Hedge funds, private equity houses and other investment partnerships are leading the charge towards gender diversity in financial services despite their “boys club” reputation, according to a new report out today.
Still only 12 per cent of partners working in this area are women, but this is up from 10 per cent last year, global executive search firm DHR International found.
But the report compared this with the fact that seven per cent of chief executives in financial services as a whole are women.
Some 405 partners out of 3,509 were female in 2015, according to an analysis of Financial Conduct Authority figures.
“While hedge funds and private equity houses are moving in the right direction when it comes to improving diversity at the most senior level, women still remain a small minority at the executive committee level,” said Stephane Rambosson, managing director and head of financial services at DHR International.

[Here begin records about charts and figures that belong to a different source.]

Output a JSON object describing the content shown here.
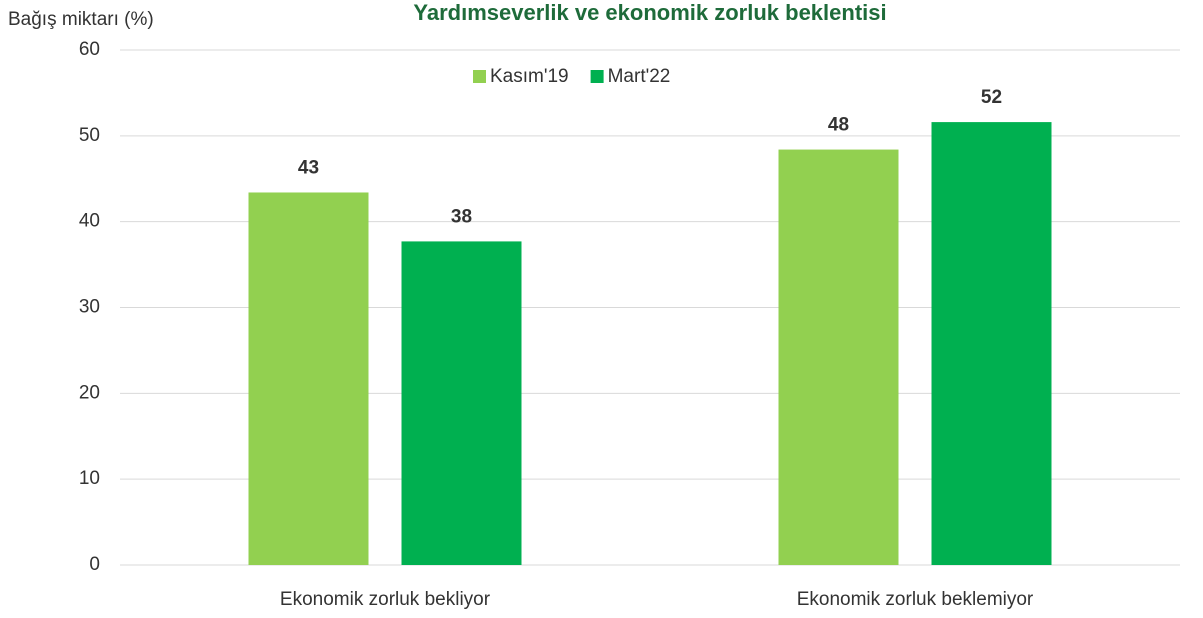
{
  "chart_data": {
    "type": "bar",
    "title": "Yardımseverlik ve ekonomik zorluk beklentisi",
    "y_label": "Bağış miktarı (%)",
    "categories": [
      "Ekonomik zorluk bekliyor",
      "Ekonomik zorluk beklemiyor"
    ],
    "series": [
      {
        "name": "Kasım'19",
        "color": "#92d050",
        "values": [
          43.4,
          48.4
        ],
        "value_labels": [
          "43",
          "48"
        ]
      },
      {
        "name": "Mart'22",
        "color": "#00b050",
        "values": [
          37.7,
          51.6
        ],
        "value_labels": [
          "38",
          "52"
        ]
      }
    ],
    "ylim": [
      0,
      60
    ],
    "yticks": [
      0,
      10,
      20,
      30,
      40,
      50,
      60
    ],
    "grid": true,
    "legend": "top"
  }
}
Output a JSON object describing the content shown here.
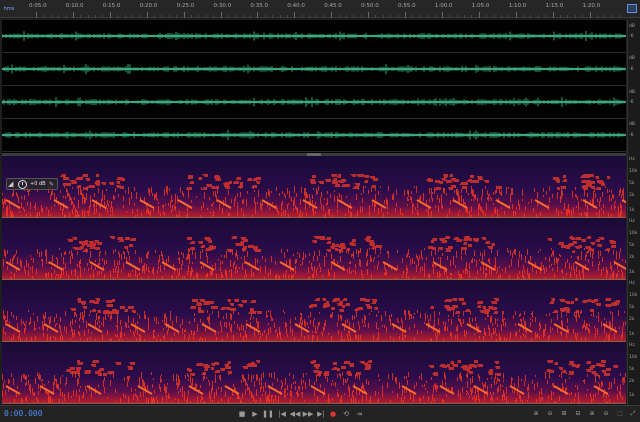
{
  "ruler": {
    "labels": [
      "0:05.0",
      "0:10.0",
      "0:15.0",
      "0:20.0",
      "0:25.0",
      "0:30.0",
      "0:35.0",
      "0:40.0",
      "0:45.0",
      "0:50.0",
      "0:55.0",
      "1:00.0",
      "1:05.0",
      "1:10.0",
      "1:15.0",
      "1:20.0"
    ],
    "zoom_label": "hms"
  },
  "waveform": {
    "channels": 4,
    "color": "#3fb88a",
    "scale_labels": [
      "dB",
      "-6",
      "dB",
      "-6",
      "dB",
      "-6",
      "dB",
      "-6"
    ]
  },
  "spectral": {
    "channels": 4,
    "scale_labels": [
      "Hz",
      "10k",
      "5k",
      "2k",
      "1k",
      "Hz",
      "10k",
      "5k",
      "2k",
      "1k",
      "Hz",
      "10k",
      "5k",
      "2k",
      "1k",
      "Hz",
      "10k",
      "5k",
      "2k",
      "1k"
    ]
  },
  "track": {
    "volume_value": "+0 dB"
  },
  "transport": {
    "time": "0:00.000",
    "buttons": [
      "stop",
      "play",
      "pause",
      "go-to-start",
      "rewind",
      "fast-forward",
      "go-to-end",
      "record",
      "loop",
      "skip"
    ]
  },
  "colors": {
    "accent": "#4f8dfa",
    "waveform": "#3fb88a",
    "spectral_bg": "#14082a",
    "spectral_hot": "#ff3a1e"
  }
}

“The fact that hedge funds and private equity houses are doing better than the overall financial services sector challenges the “boys club” reputation that they have been associated with in the past.”
He added: “In an industry which is fiercely meritocratic, the opportunities are certainly there for the taking as firms compete to attract and retain the best people to drive their business forward. However, there are some practical hurdles to overcome.
“As diversity imbalances can often exist at all levels, strategies such as nurturing talent through the ranks by encouraging positive role models and implementing mentoring schemes are important steps, but take time to yield visible results.”